The latest environmental (AGW) summit just wrapped up in Rio De Janeiro, 20 years after the initial ”historic” Rio summit of 1992. Here is a summary of the event written by someone who was there at the first summit and was attending the most recent. After reading it, I am much more positive about the future of the environment. Here is a little sample from the article:
I was in Rio for the first Earth Summit. Most of the world’s leaders came too. They negotiated treaties on climate change, biodiversity and desertification. The story was headline news for two weeks. Reporting for this magazine, I felt part of history.
This time the final mealy-mouthed “declaration” was stitched up by civil servants the day before the modest crew of often second-tier politicians arrived. There was not even a place on the agenda for ministers to discuss the declaration, so they didn’t. They spent three days reading prepared speeches and went home. By lunchtime on the final day, the place was emptying. There was nothing to stay for.
An assembly of 45,000 participants to discuss saving the world would seem like environmental profligacy at the best of times. When the outcome is so minimal, the absurdity is amplified. What on Earth did we think we were all doing here?
The problem here is that environmentalists brought the government and bureaucrats into the fold. 20 years ago there was hope and optimism. Now it is all being crushed by bureaucracy. That is what bureaucrats do well - make nearly pointless speeches at expensive, highly unsustainable, and resource wasting conferences. They rarely solve anything and most of the time make it worse. I wish I could have told all the dreamy-eyed and hopeful environmentalists back in 1992 to avoid government involvement. 20 years later, there is a huge environmental bureacracy wasting resources, wasting time, and wasting productive lives.
The most successful “environmental” organizations I have seen during my life are conservation organizations. It is unbelievable how many areas of the world have been preserved and restored through the work of clubs like Trout Unlimited, Pheasants Forever, the Audobon Society, and many others. If the Sierra Club, World Wildlife Fund, and Green Peace had used the billions of dollars they have received through the years to buy and manage natural areas of the world, they would have had much better success. Instead they have used mostly regulation, aggressive legal action, and government bureaucracy to advance their agenda, which makes me wonder if protection of the environment is the REAL agenda.
The key thing to understand here is that the vast majority of people, under their own volition, are willing to sacrifice (donate a little money, adapt their living style, etc…) for a better environment. They do not want to be told (like parent telling a child) to live a certain way.
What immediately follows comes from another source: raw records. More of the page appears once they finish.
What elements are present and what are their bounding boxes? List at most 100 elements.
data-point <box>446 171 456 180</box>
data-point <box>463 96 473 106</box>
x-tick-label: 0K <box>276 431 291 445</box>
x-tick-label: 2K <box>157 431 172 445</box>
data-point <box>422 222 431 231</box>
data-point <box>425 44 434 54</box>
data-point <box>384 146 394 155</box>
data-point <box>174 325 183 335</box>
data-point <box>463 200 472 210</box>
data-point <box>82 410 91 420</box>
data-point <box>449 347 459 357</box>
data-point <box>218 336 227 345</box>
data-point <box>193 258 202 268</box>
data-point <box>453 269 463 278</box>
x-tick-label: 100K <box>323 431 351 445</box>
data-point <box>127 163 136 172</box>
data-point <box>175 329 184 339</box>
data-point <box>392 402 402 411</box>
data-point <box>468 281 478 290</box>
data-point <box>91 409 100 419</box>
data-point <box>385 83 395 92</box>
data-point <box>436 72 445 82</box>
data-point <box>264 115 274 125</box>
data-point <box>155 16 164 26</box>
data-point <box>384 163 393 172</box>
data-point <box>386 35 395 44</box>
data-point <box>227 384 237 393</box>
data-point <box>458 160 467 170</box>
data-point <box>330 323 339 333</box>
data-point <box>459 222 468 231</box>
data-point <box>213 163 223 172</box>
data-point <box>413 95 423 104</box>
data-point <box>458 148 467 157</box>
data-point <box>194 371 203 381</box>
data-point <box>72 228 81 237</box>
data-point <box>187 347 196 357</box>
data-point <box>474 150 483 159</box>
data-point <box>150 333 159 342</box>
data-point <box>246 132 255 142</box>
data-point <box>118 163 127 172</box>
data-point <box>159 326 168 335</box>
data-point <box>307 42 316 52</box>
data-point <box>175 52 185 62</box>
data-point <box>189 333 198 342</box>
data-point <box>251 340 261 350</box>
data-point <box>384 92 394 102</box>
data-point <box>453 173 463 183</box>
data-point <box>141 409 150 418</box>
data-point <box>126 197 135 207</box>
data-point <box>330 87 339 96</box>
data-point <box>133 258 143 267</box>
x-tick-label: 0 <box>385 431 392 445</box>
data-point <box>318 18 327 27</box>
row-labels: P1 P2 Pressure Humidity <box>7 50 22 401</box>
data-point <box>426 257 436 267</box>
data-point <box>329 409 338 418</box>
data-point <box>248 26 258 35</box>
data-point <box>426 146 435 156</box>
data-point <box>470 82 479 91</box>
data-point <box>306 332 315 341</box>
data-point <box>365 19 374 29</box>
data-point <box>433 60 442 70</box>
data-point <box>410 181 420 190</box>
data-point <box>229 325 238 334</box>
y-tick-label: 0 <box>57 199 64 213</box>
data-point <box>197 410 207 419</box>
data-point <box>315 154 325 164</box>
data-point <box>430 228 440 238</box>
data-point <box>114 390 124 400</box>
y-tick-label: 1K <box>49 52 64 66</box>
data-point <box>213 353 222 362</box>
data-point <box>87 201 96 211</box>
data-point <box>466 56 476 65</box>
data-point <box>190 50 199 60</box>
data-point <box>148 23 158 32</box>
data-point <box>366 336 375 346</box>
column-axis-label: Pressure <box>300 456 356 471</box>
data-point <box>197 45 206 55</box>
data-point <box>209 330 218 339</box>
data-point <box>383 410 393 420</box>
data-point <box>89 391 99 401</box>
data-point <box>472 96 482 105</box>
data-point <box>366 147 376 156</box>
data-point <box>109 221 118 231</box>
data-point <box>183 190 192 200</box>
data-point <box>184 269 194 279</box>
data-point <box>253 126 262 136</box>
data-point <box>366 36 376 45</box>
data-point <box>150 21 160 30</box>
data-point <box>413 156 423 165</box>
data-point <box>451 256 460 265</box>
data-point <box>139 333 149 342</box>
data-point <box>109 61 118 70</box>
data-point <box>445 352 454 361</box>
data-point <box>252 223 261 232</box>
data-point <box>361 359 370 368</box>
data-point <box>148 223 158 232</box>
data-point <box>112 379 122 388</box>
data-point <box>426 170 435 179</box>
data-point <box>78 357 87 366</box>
As we have seen in the AGW debate, they don’t want to be forced, by the threat of violent law enforcement, to live a certain way.
I had a friend who had a job a few years ago which required him to go out and talk to farmers who lived near streams and convince them to change their methods in order to protect the water in the stream. Western Wisconsin, at the time, was full of somewhat grumpy and stubborn old farmers. It was a tough job. Many of them did not want to put in any effort to protect the streams (even if it didn’t cost them anything), but some did. Through the years more farmers ended up adopting methods that protected streams. Some of it occurred through regulations and some was voluntary, but the idea of protecting the land and streams grew. It is a slow process, but once a critical mass is reached, then the environmental “offenders” become the minority and become isolated. There is no better method of getting people to “come-around” than through peer pressure. If you are the only farmer left in the neighborhood that allows pollution to run freely in to the stream, you end up being a pariah.
If we used gentle peer pressure – writ large – we would be further along than trying to use the blunt force of government diktats (as seems to be the preferred method of the Rio conferees).
Back to the summary of the Rio summit. There was another positive note. The author cried out for environmentalists to embrace technological progress as a means to help solve environmental problems. It is a shame that someone has to actually ask the large environmental NGOs of the world to embrace technology. Besides investing in large privately managed conservation efforts, they should be investing more in technology to help people live cleaner without having to sacrifice their standard of living. It is an absolute no-brainer. Instead of wasting resources and vastly increasing their carbon footprint by organizing world meetings with second-tier bureaucrats, they could be helping to implement clean-technology.
Have a swell Thursday! Meteorologist Justin Loew.